However, because the heap is always extended when needed and consolidation is only forward, picking key sizes so that the allocation sizes are increasing leads to excessive heap extension.
Eventually, the maximum heap size is reached and heap_alloc returns NULL.
Specifically, this happens when reading a KS_GET response message from UART.
Since msg_alloc (called from msg_recv) does not check for allocation failure, the message will be read to NULL, i.e., address 0.
This is a valid address: it contains the interrupt vector.
There are only two handlers used by the firmware: the reset handler, useless after startup, and the IRQ handler, used by UART, which will be our target.
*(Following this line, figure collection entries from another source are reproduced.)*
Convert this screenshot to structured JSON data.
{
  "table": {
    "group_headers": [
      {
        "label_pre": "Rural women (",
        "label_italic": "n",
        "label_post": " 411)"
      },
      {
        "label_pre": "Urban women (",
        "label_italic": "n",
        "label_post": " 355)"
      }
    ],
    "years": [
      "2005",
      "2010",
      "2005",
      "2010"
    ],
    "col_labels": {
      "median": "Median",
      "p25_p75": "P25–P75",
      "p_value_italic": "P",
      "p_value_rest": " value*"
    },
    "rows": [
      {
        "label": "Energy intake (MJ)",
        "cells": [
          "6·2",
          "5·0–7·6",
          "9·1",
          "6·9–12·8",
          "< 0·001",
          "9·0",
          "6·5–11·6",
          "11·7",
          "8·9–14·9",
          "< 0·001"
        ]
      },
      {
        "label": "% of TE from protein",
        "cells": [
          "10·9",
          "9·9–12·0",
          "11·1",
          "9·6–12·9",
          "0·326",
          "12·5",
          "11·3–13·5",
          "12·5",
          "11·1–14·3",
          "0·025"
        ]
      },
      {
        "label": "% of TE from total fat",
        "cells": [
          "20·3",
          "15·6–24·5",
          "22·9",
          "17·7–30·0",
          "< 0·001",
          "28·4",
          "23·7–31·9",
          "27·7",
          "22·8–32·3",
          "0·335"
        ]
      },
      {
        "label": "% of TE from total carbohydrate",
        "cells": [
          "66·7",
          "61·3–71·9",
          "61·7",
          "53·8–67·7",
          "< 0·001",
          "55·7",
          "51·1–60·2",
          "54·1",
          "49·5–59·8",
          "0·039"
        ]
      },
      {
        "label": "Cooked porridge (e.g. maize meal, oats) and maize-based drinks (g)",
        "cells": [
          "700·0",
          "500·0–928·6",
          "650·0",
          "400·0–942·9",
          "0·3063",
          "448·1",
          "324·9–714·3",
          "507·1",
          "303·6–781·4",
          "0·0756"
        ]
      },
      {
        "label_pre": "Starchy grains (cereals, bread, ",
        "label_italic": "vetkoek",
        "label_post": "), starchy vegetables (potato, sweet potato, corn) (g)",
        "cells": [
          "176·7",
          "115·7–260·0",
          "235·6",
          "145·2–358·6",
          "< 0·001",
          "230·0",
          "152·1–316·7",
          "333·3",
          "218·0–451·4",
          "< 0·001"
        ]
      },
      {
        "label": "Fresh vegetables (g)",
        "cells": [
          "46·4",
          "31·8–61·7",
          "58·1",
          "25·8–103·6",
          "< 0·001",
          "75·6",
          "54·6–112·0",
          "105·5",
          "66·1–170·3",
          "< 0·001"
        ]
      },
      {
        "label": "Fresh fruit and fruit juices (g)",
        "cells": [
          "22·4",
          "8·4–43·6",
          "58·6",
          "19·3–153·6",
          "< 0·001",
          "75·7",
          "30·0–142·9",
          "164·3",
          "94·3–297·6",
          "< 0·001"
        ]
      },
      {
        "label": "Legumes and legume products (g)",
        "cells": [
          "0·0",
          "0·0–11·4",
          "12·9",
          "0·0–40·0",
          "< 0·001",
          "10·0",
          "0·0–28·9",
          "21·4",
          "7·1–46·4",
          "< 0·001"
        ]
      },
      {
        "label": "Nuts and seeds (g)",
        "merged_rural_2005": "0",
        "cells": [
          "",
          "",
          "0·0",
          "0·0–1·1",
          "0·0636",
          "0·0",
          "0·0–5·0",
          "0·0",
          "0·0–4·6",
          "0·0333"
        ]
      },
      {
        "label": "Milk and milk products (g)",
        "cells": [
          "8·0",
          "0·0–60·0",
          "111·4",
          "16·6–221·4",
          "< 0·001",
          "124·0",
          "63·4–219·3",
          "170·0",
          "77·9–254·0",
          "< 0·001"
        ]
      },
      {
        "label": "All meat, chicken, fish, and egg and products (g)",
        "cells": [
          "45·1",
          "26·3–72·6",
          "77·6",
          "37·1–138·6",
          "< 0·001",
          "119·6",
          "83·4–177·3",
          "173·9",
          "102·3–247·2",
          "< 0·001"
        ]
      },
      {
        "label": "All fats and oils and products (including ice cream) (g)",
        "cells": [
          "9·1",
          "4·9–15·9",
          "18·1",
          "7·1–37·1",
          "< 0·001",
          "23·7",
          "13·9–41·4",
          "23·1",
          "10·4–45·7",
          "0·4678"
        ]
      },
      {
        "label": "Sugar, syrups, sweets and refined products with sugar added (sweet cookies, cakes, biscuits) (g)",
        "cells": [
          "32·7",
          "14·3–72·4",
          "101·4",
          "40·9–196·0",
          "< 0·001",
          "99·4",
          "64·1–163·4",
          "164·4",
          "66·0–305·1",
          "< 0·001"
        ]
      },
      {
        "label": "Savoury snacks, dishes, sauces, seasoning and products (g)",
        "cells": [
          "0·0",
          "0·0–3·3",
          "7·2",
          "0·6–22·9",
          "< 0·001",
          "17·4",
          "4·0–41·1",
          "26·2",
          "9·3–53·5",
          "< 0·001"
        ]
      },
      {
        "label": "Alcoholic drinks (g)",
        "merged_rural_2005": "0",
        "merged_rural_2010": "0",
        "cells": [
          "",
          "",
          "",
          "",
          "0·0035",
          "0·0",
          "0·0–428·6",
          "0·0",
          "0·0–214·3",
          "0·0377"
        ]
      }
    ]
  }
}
This makes it a bit tricky: since msg_recv reads from UART and writes to the buffer, we're overwriting the handler for an interrupt which will be triggering repeatedly while we overwrite it.
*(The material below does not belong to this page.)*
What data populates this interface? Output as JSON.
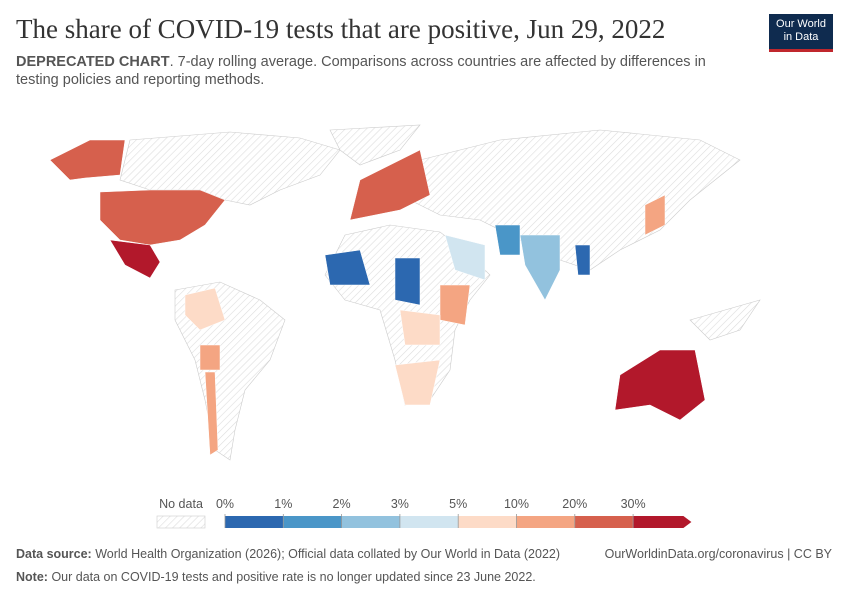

This means that, in most cases, we will only be able to overwrite the LSB of the IRQ handler entry before it gets called due to incoming UART data.
One byte is enough, however, by also exploiting the fact that the message structure starts with the message type, which is a single 0x00 byte, followed by 3 bytes of untouched in-structure padding.
It is easier to explain by looking at how the exploit key that will be received at NULL is constructed:
# Message allocated at NULL, key starts at 0x8.
# 0x00: LDR PC, [PC, #0] ; 0x08
# originally LDR PC, [PC, #24] corrupted by 0x00 message type
# 0x04: message length (garbage)
# --- KEY STARTS HERE ---
# 0x08: .word SHELLCODE_ADDR
null_key = struct.pack('<I', SHELLCODE_ADDR)
# 0x0c: padding
null_key += b'A'*12
# 0x18: LDR PC, [PC, #16] ; 0x30
# originally LDR PC, [PC, #4]
# this is the IRQ entry which is triggered by UART receive
# usually we can corrupt just one byte before it gets called
# we just change the LSB (0x04 -> 0x10)
# word at 0x30 is zero, so jumps to 0x00 which jumps to shellcode
null_key += struct.pack('<I', 0xe51ff010)
All memory is executable, so shellcode can be placed for example on the heap. The shellcode restores the vector, a clean state for heap and UART, returns from interrupt mode so that UART communication can work again, requests the flag item and sends it back to the attacker.
| Store | Exploit |
|---|---|
| 1 | 1-length-extension.py |
| 1 | 1-template.py |
| 2 | 2-alloc-fail.py |
| 2 | 2-xor-oob.py |